I have been following my friends' tweets from NECC -- it is pretty much the only thing I use Twitter for -- which led me to Scott McLeod's talk on Educational Leadership in an Era of Disruptive Innovation, although I watched the K-12 Online conference version, which is apparently similar.
I'm not very impressed with Scott's presentation. Here's what I think he's doing:
- Conflating "disruptive innovation" with progress in general.
- Overstating the extent to which disruptive innovation destroys incumbent companies and organizations.
- Presenting centuries long differences in educational philosophy as a singular line of progress from traditional to innovative.
- Concluding that because progress is inevitable and destructive, and the things he likes are progress, you'd better get on board the train.
Conflating "disruptive innovation" with progress in general.
Listening to Scott's talk, it isn't clear what kind of technological innovation is not "disruptive." He asserts, for example, that the progression of LP -> cassette -> CD -> mp3 is a series of disruptive innovations. The cassette was somewhat disruptive, in that it opened up a new low-end market segment, but it certainly didn't displace the LP, and the CD wasn't disruptive to the market, it was a textbook sustaining innovation of the industry built around the LP. The CD was an improved LP which boosted that economic model (major labels, record stores, radio, etc.) for almost twenty years. The disruptive innovation was mp3 -- a low-quality, low-cost, margin-destroying innovation that wrecked the existing market.
But in Scott's examples, it all just seems like the march of progress: something new is invented, and it isn't very good at first, and then it gets better, and "disrupts" the market and takes over. That's pretty much it in his telling, but that's pretty banal. In Christensen's books, "disruptive" innovations are of a certain type. One excellent contemporary example is netbooks. Just a few years ago, nobody wanted to make a laptop under about $900, because they didn't think there was a market for a laptop with obviously "worse" performance than the then standard $900+ models, and they didn't want to ruin their profit margins. They wanted to make $400 a pop off $900 laptops, not $50 each on $200 netbooks. So finally, Asus, formerly just a motherboard and component vendor said "screw it" and put out a cheap netbook and it took off like a shot. It disrupted the market and forced everyone else to put out cheap netbooks or let Asus eat their lunch. But it is not "better" technology. It is not innovation in the traditional sense. That's the whole idea. That's why they started writing these damn books in the first place. It is innovation that is not "innovative."

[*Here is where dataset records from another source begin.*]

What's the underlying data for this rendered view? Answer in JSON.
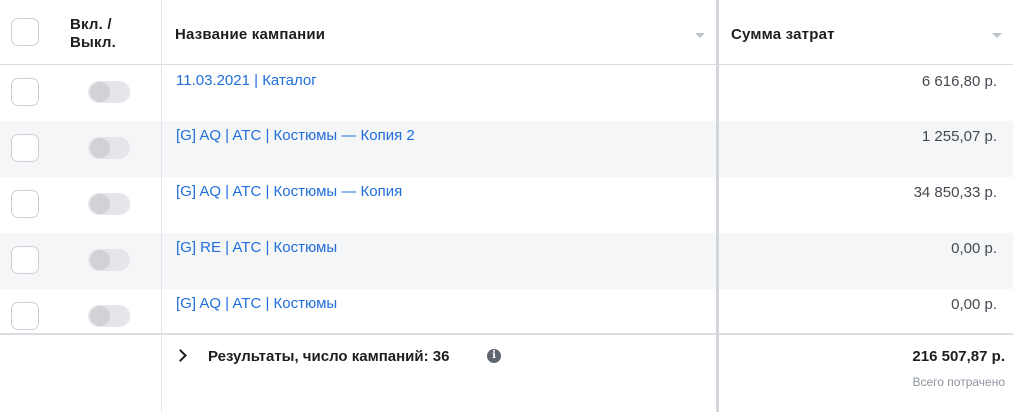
{
  "header": {
    "toggle_line1": "Вкл. /",
    "toggle_line2": "Выкл.",
    "campaign_name": "Название кампании",
    "cost": "Сумма затрат"
  },
  "rows": [
    {
      "name": "11.03.2021 | Каталог",
      "cost": "6 616,80 р.",
      "enabled": false
    },
    {
      "name": "[G] AQ | ATC | Костюмы — Копия 2",
      "cost": "1 255,07 р.",
      "enabled": false
    },
    {
      "name": "[G] AQ | ATC | Костюмы — Копия",
      "cost": "34 850,33 р.",
      "enabled": false
    },
    {
      "name": "[G] RE | ATC | Костюмы",
      "cost": "0,00 р.",
      "enabled": false
    },
    {
      "name": "[G] AQ | ATC | Костюмы",
      "cost": "0,00 р.",
      "enabled": false
    }
  ],
  "footer": {
    "results_label": "Результаты, число кампаний: 36",
    "total": "216 507,87 р.",
    "total_caption": "Всего потрачено"
  },
  "colors": {
    "link": "#216fdb",
    "alt_row": "#f5f6f7",
    "border": "#dadde1"
  },
  "icons": {
    "sort": "chevron-down-icon",
    "expand": "chevron-right-icon",
    "info": "info-icon"
  }
}
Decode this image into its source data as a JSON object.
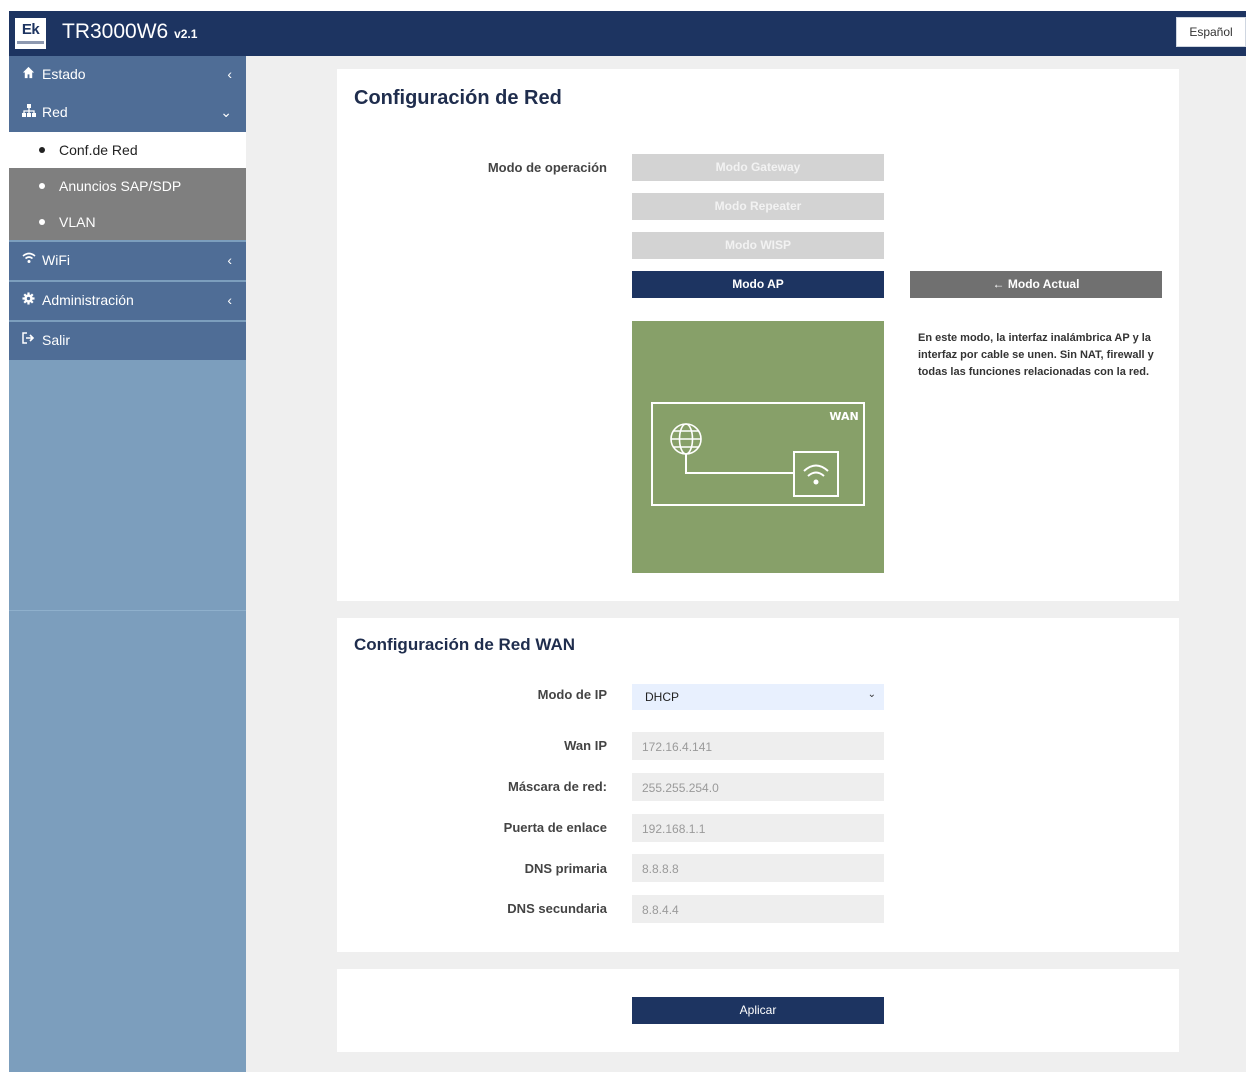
{
  "header": {
    "logo_text": "Ek",
    "title": "TR3000W6",
    "version": "v2.1",
    "language": "Español"
  },
  "sidebar": {
    "items": [
      {
        "icon": "home-icon",
        "label": "Estado",
        "chevron": "‹"
      },
      {
        "icon": "sitemap-icon",
        "label": "Red",
        "chevron": "⌄"
      },
      {
        "icon": "wifi-icon",
        "label": "WiFi",
        "chevron": "‹"
      },
      {
        "icon": "gear-icon",
        "label": "Administración",
        "chevron": "‹"
      },
      {
        "icon": "sign-out-icon",
        "label": "Salir"
      }
    ],
    "subitems": [
      {
        "label": "Conf.de Red",
        "active": true
      },
      {
        "label": "Anuncios SAP/SDP",
        "active": false
      },
      {
        "label": "VLAN",
        "active": false
      }
    ]
  },
  "network_config": {
    "title": "Configuración de Red",
    "operation_mode_label": "Modo de operación",
    "modes": [
      {
        "label": "Modo Gateway",
        "active": false
      },
      {
        "label": "Modo Repeater",
        "active": false
      },
      {
        "label": "Modo WISP",
        "active": false
      },
      {
        "label": "Modo AP",
        "active": true
      }
    ],
    "current_mode_label": "← Modo Actual",
    "diagram_wan_label": "WAN",
    "description": "En este modo, la interfaz inalámbrica AP y la interfaz por cable se unen. Sin NAT, firewall y todas las funciones relacionadas con la red."
  },
  "wan_config": {
    "title": "Configuración de Red WAN",
    "ip_mode": {
      "label": "Modo de IP",
      "value": "DHCP"
    },
    "fields": [
      {
        "label": "Wan IP",
        "value": "172.16.4.141"
      },
      {
        "label": "Máscara de red:",
        "value": "255.255.254.0"
      },
      {
        "label": "Puerta de enlace",
        "value": "192.168.1.1"
      },
      {
        "label": "DNS primaria",
        "value": "8.8.8.8"
      },
      {
        "label": "DNS secundaria",
        "value": "8.8.4.4"
      }
    ]
  },
  "actions": {
    "apply_label": "Aplicar"
  },
  "colors": {
    "header_bg": "#1d3461",
    "sidebar_bg": "#7c9ebd",
    "nav_item_bg": "#4f6d96",
    "submenu_bg": "#7f7f7f",
    "mode_inactive": "#d3d3d3",
    "diagram_bg": "#87a069",
    "current_mode_bg": "#707070"
  }
}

Overstating the extent to which disruptive innovation destroys incumbent companies and organizations.
Scott's longest example is the disruption of wired telephony by wireless. Hm... let's see, if I want to get a cell phone who am I likely to call... Verizon? Sprint? Deutch Telekom? AT&FrackingT? Disruptive innovation doesn't necessarily knock out the incumbent players. Linux disrupts Windows, but Microsoft is still doing fine. MySQL disrupts Oracle and Oracle bought MySQL (and Sun). And Christensen cites numerous examples of companies that respond to disruptive innovation by moving successfully upmarket, ceding the low-end and competing on quality. If market disruption was an inevitable force of nature, Apple wouldn't have made it out of the 1980's, and we'd all drive Hyundais by now.
Presenting centuries long differences in educational philosophy as a singular line of progress from traditional to innovative.
It is convenient to present education as a factory model monolith, because it allows you to present individualized, student-focused, or just progressive education as "innovative" but it isn't historically accurate, any more than it would be accurate to present, say, socialism as a new innovation. The US isn't very socialist right now, and while folding in some more socialism would be a good idea, it wouldn't be a new, innovative, "disruptive" idea. It would be a change in philosophy, from one well-established, competing approach toward another well-established, competing approach. Same with standardized, traditional education (writ large) vs. individual, progressive approaches (in general). Argue on the merits, not novelty.
Concluding that because progress is inevitable and destructive, and the things he likes are progress, you'd better get on board the train.
I'm critical of this kind of approach not because I think Scott and I have very different ideas of what good schools look like. I just think he's making a very sloppy argument, and I'd like my side to do better. At the K-12 level, I don't think that most things that are being presented as "disruptive" are actually so (post-secondary is a completely different ballgame). I see no reason to think that, say, online learning is not a sustaining innovation for current institutions, and to the extent it is disruptive, I don't think it will inevitably destroy our current system. It may simply drive it upmarket (online strip-mall holding pens for the plebes, good schools for the 'burbs, etc).